Clean, back at Camp Dibble, the scotch chilled as ice crackled in our glasses, soda on the rocks for us both, very refreshing after a hot day in the sun—I asked Harold to elaborate on the lunchtime conversation.
“There are all sorts of different adaptations out there,” he said. “So when we talk about Neandertals as being a member of our species, it doesn’t mean they’re exactly like New Yorkers. It doesn’t mean they’re exactly like anything. They could have a kind of adaptation that doesn’t exist anymore on the planet. It’s still is a human adaptation. I think that we’re looking at human adaptations going way back, even beyond the time of Neandertals. So it’s a kind of human adaptation. But does it mean it’s ours?” He took a sip of the very fine liquid adaptation in his hand and paused to enjoy it.
“So okay,” he continued, “they’re the same species. They can still have different adaptations. Do they do things, then, exactly like we do them? I think they’re just as smart as we are—there’s hardly any way that you could argue the contrary. They’ve got brains as big as ours; they’re technologically savvy; they’re long-lived . . .”
“And looking at the way neuroscience understands the way the brain functions, there’s really no way to say that their brains were any different,” I added, swirling my glass as he did, the sound of ice against glass pleasing backup music to pontification.
“No, there’s no evidence.” He agreed.
“The brain is flexible, it’s plastic,” I added. I had been reading more in neurobiology to get a better understanding of the brain and was learning that it’s still largely a huge mystery but a very pliable one.

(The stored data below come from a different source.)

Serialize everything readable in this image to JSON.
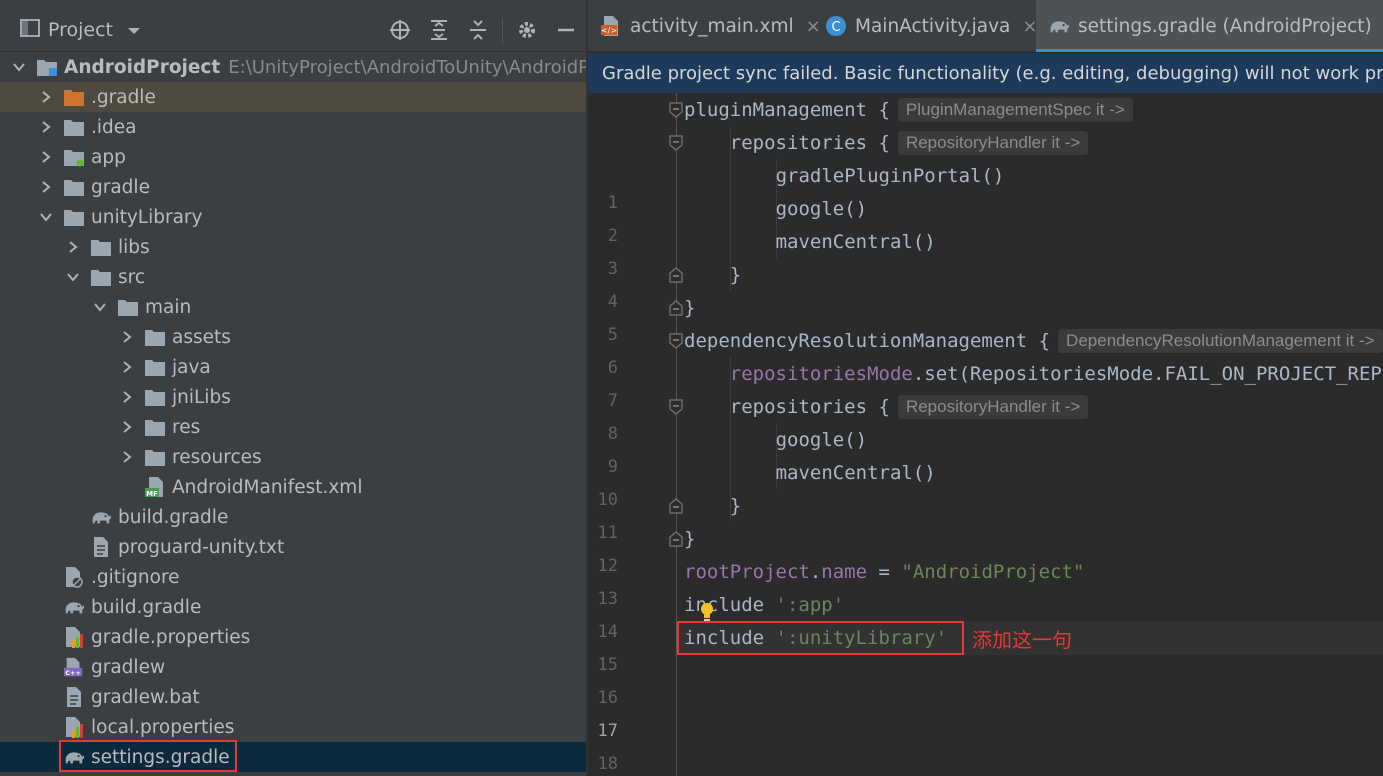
{
  "project_panel": {
    "title": "Project",
    "tree": [
      {
        "label": "AndroidProject",
        "path": "E:\\UnityProject\\AndroidToUnity\\AndroidProject",
        "icon": "module-folder-icon",
        "depth": 0,
        "expanded": true
      },
      {
        "label": ".gradle",
        "icon": "folder-orange-icon",
        "depth": 1,
        "expanded": false
      },
      {
        "label": ".idea",
        "icon": "folder-icon",
        "depth": 1,
        "expanded": false
      },
      {
        "label": "app",
        "icon": "app-module-icon",
        "depth": 1,
        "expanded": false
      },
      {
        "label": "gradle",
        "icon": "folder-icon",
        "depth": 1,
        "expanded": false
      },
      {
        "label": "unityLibrary",
        "icon": "folder-icon",
        "depth": 1,
        "expanded": true
      },
      {
        "label": "libs",
        "icon": "folder-icon",
        "depth": 2,
        "expanded": false
      },
      {
        "label": "src",
        "icon": "folder-icon",
        "depth": 2,
        "expanded": true
      },
      {
        "label": "main",
        "icon": "folder-icon",
        "depth": 3,
        "expanded": true
      },
      {
        "label": "assets",
        "icon": "folder-icon",
        "depth": 4,
        "expanded": false
      },
      {
        "label": "java",
        "icon": "folder-icon",
        "depth": 4,
        "expanded": false
      },
      {
        "label": "jniLibs",
        "icon": "folder-icon",
        "depth": 4,
        "expanded": false
      },
      {
        "label": "res",
        "icon": "folder-icon",
        "depth": 4,
        "expanded": false
      },
      {
        "label": "resources",
        "icon": "folder-icon",
        "depth": 4,
        "expanded": false
      },
      {
        "label": "AndroidManifest.xml",
        "icon": "manifest-file-icon",
        "depth": 4
      },
      {
        "label": "build.gradle",
        "icon": "gradle-elephant-icon",
        "depth": 2
      },
      {
        "label": "proguard-unity.txt",
        "icon": "text-file-icon",
        "depth": 2
      },
      {
        "label": ".gitignore",
        "icon": "gitignore-file-icon",
        "depth": 1
      },
      {
        "label": "build.gradle",
        "icon": "gradle-elephant-icon",
        "depth": 1
      },
      {
        "label": "gradle.properties",
        "icon": "properties-file-icon",
        "depth": 1
      },
      {
        "label": "gradlew",
        "icon": "cpp-script-file-icon",
        "depth": 1
      },
      {
        "label": "gradlew.bat",
        "icon": "text-file-icon",
        "depth": 1
      },
      {
        "label": "local.properties",
        "icon": "properties-file-icon",
        "depth": 1
      },
      {
        "label": "settings.gradle",
        "icon": "gradle-elephant-icon",
        "depth": 1,
        "selected": true
      }
    ]
  },
  "editor": {
    "tabs": [
      {
        "label": "activity_main.xml",
        "icon": "xml-file-icon",
        "active": false
      },
      {
        "label": "MainActivity.java",
        "icon": "java-class-icon",
        "active": false
      },
      {
        "label": "settings.gradle (AndroidProject)",
        "icon": "gradle-elephant-icon",
        "active": true
      }
    ],
    "sync_banner": "Gradle project sync failed. Basic functionality (e.g. editing, debugging) will not work properly.",
    "current_line": 17,
    "lines": [
      {
        "n": "1",
        "tokens": [
          {
            "t": "pluginManagement {",
            "c": "plain"
          }
        ],
        "hint": "PluginManagementSpec it ->"
      },
      {
        "n": "2",
        "indent": 1,
        "tokens": [
          {
            "t": "repositories {",
            "c": "plain"
          }
        ],
        "hint": "RepositoryHandler it ->"
      },
      {
        "n": "3",
        "indent": 2,
        "tokens": [
          {
            "t": "gradlePluginPortal()",
            "c": "plain"
          }
        ]
      },
      {
        "n": "4",
        "indent": 2,
        "tokens": [
          {
            "t": "google()",
            "c": "plain"
          }
        ]
      },
      {
        "n": "5",
        "indent": 2,
        "tokens": [
          {
            "t": "mavenCentral()",
            "c": "plain"
          }
        ]
      },
      {
        "n": "6",
        "indent": 1,
        "tokens": [
          {
            "t": "}",
            "c": "plain"
          }
        ]
      },
      {
        "n": "7",
        "tokens": [
          {
            "t": "}",
            "c": "plain"
          }
        ]
      },
      {
        "n": "8",
        "tokens": [
          {
            "t": "dependencyResolutionManagement {",
            "c": "plain"
          }
        ],
        "hint": "DependencyResolutionManagement it ->"
      },
      {
        "n": "9",
        "indent": 1,
        "tokens": [
          {
            "t": "repositoriesMode",
            "c": "prop"
          },
          {
            "t": ".set(RepositoriesMode.FAIL_ON_PROJECT_REPOS)",
            "c": "plain"
          }
        ]
      },
      {
        "n": "10",
        "indent": 1,
        "tokens": [
          {
            "t": "repositories {",
            "c": "plain"
          }
        ],
        "hint": "RepositoryHandler it ->"
      },
      {
        "n": "11",
        "indent": 2,
        "tokens": [
          {
            "t": "google()",
            "c": "plain"
          }
        ]
      },
      {
        "n": "12",
        "indent": 2,
        "tokens": [
          {
            "t": "mavenCentral()",
            "c": "plain"
          }
        ]
      },
      {
        "n": "13",
        "indent": 1,
        "tokens": [
          {
            "t": "}",
            "c": "plain"
          }
        ]
      },
      {
        "n": "14",
        "tokens": [
          {
            "t": "}",
            "c": "plain"
          }
        ]
      },
      {
        "n": "15",
        "tokens": [
          {
            "t": "rootProject",
            "c": "prop"
          },
          {
            "t": ".",
            "c": "plain"
          },
          {
            "t": "name",
            "c": "prop"
          },
          {
            "t": " = ",
            "c": "plain"
          },
          {
            "t": "\"AndroidProject\"",
            "c": "str"
          }
        ]
      },
      {
        "n": "16",
        "tokens": [
          {
            "t": "include ",
            "c": "plain"
          },
          {
            "t": "':app'",
            "c": "str"
          }
        ]
      },
      {
        "n": "17",
        "tokens": [
          {
            "t": "include ",
            "c": "plain"
          },
          {
            "t": "':unityLibrary'",
            "c": "str"
          }
        ]
      },
      {
        "n": "18",
        "tokens": []
      }
    ],
    "annotation": "添加这一句"
  },
  "colors": {
    "panel_bg": "#3c3f41",
    "editor_bg": "#2b2b2b",
    "selection": "#0d293e",
    "highlight_row": "#4e4a40",
    "accent_red": "#e53935",
    "string": "#6a8759",
    "property": "#9876aa"
  }
}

“Exactly,” Harold agreed again. “It’s hard to characterize brains. That’s why I say, look, they’ve got brains just as big as ours. They’re smart. They’re technologically savvy. They use technology, a complex technology. So, in that regard, they’re just like us. Then that leads to the question, okay, do they have other things that we have? Do they have language? Everybody wants to equate language with intelligence, right? But that’s saying, we’re intelligent, we have language, so that means, we’re intelligent, we have bipedalism. Does bipedalism make you intelligent? That’s dumb. They’re two independent things.”
“Those are just questions again to make them just like us,” I said as I picked up the scent of roasting meat and frying garlic wafting in through the open window from the backyard below. I took a sip. I loved this hominid life.

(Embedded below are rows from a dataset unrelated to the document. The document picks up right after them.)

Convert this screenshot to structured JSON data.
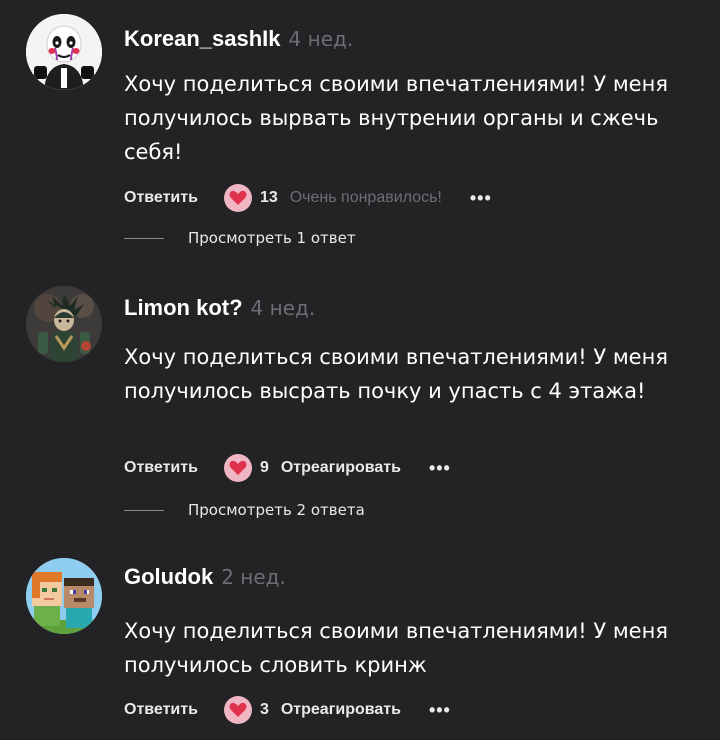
{
  "colors": {
    "background": "#232225",
    "muted": "#6e6d72",
    "heart_bg": "#f0b6c4",
    "heart": "#e0324e"
  },
  "comments": [
    {
      "avatar": "puppet-avatar",
      "username": "Korean_sashIk",
      "time": "4 нед.",
      "text": "Хочу поделиться своими впечатлениями! У меня получилось вырвать внутрении органы и сжечь себя!",
      "reply_label": "Ответить",
      "reaction_icon": "heart-icon",
      "reaction_count": "13",
      "reaction_label": "Очень понравилось!",
      "more_icon": "ellipsis-icon",
      "view_replies": "Просмотреть 1 ответ"
    },
    {
      "avatar": "knight-avatar",
      "username": "Limon kot?",
      "time": "4 нед.",
      "text": "Хочу поделиться своими впечатлениями! У меня получилось высрать почку и упасть с 4 этажа!",
      "reply_label": "Ответить",
      "reaction_icon": "heart-icon",
      "reaction_count": "9",
      "reaction_label": "Отреагировать",
      "more_icon": "ellipsis-icon",
      "view_replies": "Просмотреть 2 ответа"
    },
    {
      "avatar": "minecraft-avatar",
      "username": "Goludok",
      "time": "2 нед.",
      "text": "Хочу поделиться своими впечатлениями! У меня получилось словить кринж",
      "reply_label": "Ответить",
      "reaction_icon": "heart-icon",
      "reaction_count": "3",
      "reaction_label": "Отреагировать",
      "more_icon": "ellipsis-icon"
    }
  ]
}
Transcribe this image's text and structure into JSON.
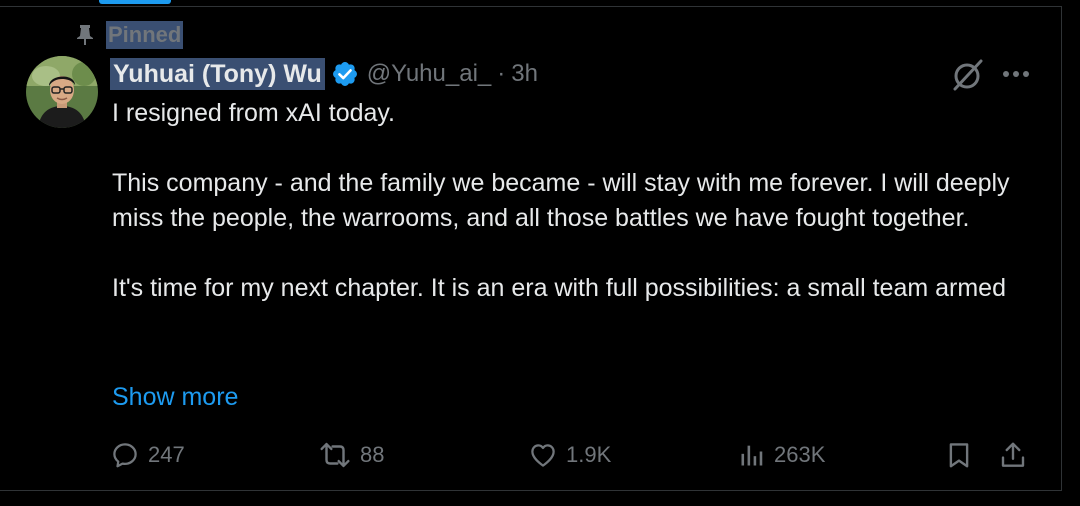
{
  "pinned": {
    "label": "Pinned"
  },
  "author": {
    "display_name": "Yuhuai (Tony) Wu",
    "handle": "@Yuhu_ai_",
    "separator": "·",
    "time": "3h",
    "verified": true
  },
  "tweet": {
    "paragraphs": [
      "I resigned from xAI today.",
      "This company - and the family we became - will stay with me forever. I will deeply miss the people, the warrooms, and all those battles we have fought together.",
      "It's time for my next chapter. It is an era with full possibilities: a small team armed"
    ],
    "show_more": "Show more"
  },
  "actions": {
    "replies": "247",
    "reposts": "88",
    "likes": "1.9K",
    "views": "263K"
  },
  "colors": {
    "background": "#000000",
    "text": "#e7e9ea",
    "muted": "#71767b",
    "accent": "#1d9bf0",
    "selection": "#3a4f72",
    "border": "#2f3336"
  },
  "icons": [
    "pin-icon",
    "verified-badge-icon",
    "grok-icon",
    "more-icon",
    "reply-icon",
    "repost-icon",
    "like-icon",
    "views-icon",
    "bookmark-icon",
    "share-icon"
  ]
}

“That’s right,” he said. “When I say Neandertals are doing something differently, it’s not saying that they’re further down the line, that they’re stupid or anything like that. What I say is, ‘Oh, you know what, it looks like they are behaviorally different, so in what ways are they different?’ By looking at it that way, suddenly we’ve got a sample of two humans to compare. We’ve got us and we’ve got another that is very similar to us. Now what is the difference? Let’s get at the behavior and see what they were doing.”
Cécile arrived in the doorway, signaling it was almost time for dinner. She joined us for an aperitif and we shifted from brains to interior décor, she as ever trying to introduce more color into the dig house, not realizing that just by being there, she did.